I had this one flaky friend who (after a long series of incidents that included me calling her out for her flakiness) invited me to her birthday party later on in the evening, agreeing to call me with information to meet up. She seemed really interested in having me there, and I wanted to believe that she would stop her habit of breaking plans. So I got a present and wrapped it and then ... no contact from her. I was busy with my regular evening stuff and didn't even realize she'd forgotten me until it was too late. It was so typical of her I had to laugh. And she never remembered that she'd invited me. I just put her present back in my Present Box and let it go.

Some people are just like that. Don't let it get you down. They're the ones missing out.

You'd better believe that when my flaky friend gets excited about an event I'm organizing and asks for special adjustments to plans ("Oh, I really want to be there but I have XYZ, could we do it earlier/later?"), I'm politely inflexible. I treat her like a garnish to whatever is going on. Pretty addition, sure, but nobody holds off a nice meal because the parsley is missing.
posted by griselda at 2:18 AM on November 28, 2011 [3 favorites]

My cousin told me about a friend who was similar (would make plans and then show up at the appointed time on the wrong day or flake out in general). What he decided was that he would make plans with this person, but also have something alternate planned in case the friend didn't show up.
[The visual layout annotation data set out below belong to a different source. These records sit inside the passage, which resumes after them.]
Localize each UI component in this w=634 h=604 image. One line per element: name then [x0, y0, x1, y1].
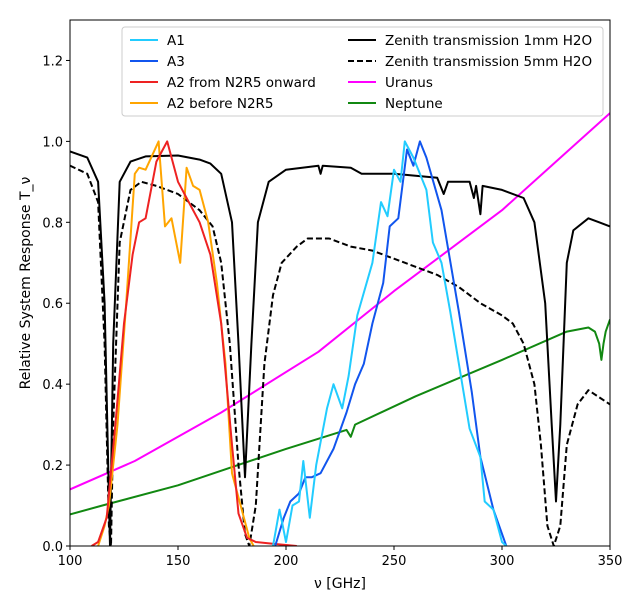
- y-tick-label: 0.2: [42, 459, 63, 474]
- legend-label: A1: [167, 33, 185, 49]
- legend-label: Neptune: [385, 96, 443, 112]
- x-tick-label: 100: [58, 554, 83, 569]
- y-tick-label: 1.0: [42, 135, 63, 150]
- series-line-a2-from-n2r5-onward: [91, 140, 297, 546]
- series-line-zenith-transmission-5mm-h2o: [70, 164, 610, 546]
- series-line-neptune: [70, 319, 610, 516]
- series-line-a1: [272, 140, 507, 546]
- y-axis-label: Relative System Response T_ν: [18, 177, 34, 390]
- legend-label: Zenith transmission 5mm H2O: [385, 54, 592, 70]
- axes-frame: [69, 19, 611, 547]
- ticks-group: 100 150 200 250 300 350 0.0 0.2 0.4 0.6 0.8 1.0 1.2: [42, 54, 622, 569]
- legend-box: [121, 26, 604, 117]
- legend-label: A3: [167, 54, 185, 70]
- series-line-zenith-transmission-1mm-h2o: [70, 150, 610, 546]
- series-group: [70, 112, 610, 546]
- x-tick-label: 300: [490, 554, 515, 569]
- x-tick-label: 350: [598, 554, 623, 569]
- y-tick-label: 0.0: [42, 540, 63, 555]
- legend-label: A2 from N2R5 onward: [167, 75, 316, 91]
- x-tick-label: 200: [274, 554, 299, 569]
- x-tick-label: 250: [382, 554, 407, 569]
- y-tick-label: 0.6: [42, 297, 63, 312]
- y-tick-label: 0.8: [42, 216, 63, 231]
- y-tick-label: 0.4: [42, 378, 63, 393]
- x-tick-label: 150: [166, 554, 191, 569]
- legend-label: Zenith transmission 1mm H2O: [385, 33, 592, 49]
- legend-label: A2 before N2R5: [167, 96, 274, 112]
- series-line-a3: [274, 140, 508, 546]
- legend: A1 A3 A2 from N2R5 onward A2 before N2R5 Zen…: [121, 26, 604, 117]
- legend-label: Uranus: [385, 75, 433, 91]
- x-axis-label: ν [GHz]: [314, 576, 366, 592]
- y-tick-label: 1.2: [42, 54, 63, 69]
So, if the dude flaked out, my cousin's day wouldn't be ruined.

The first few times this guy made plans and did the usual thing, my cousin went on with his alternate plans. Then came a day when they were supposed to go to a movie. Guy shows up at my cousin's house three hours late. My cousin told the guy he could come in and hang out, but that my cousin was involved in another task.

They eventually drifted apart, but my cousin felt a lot better that he took a stand instead of continuing to get stepped on.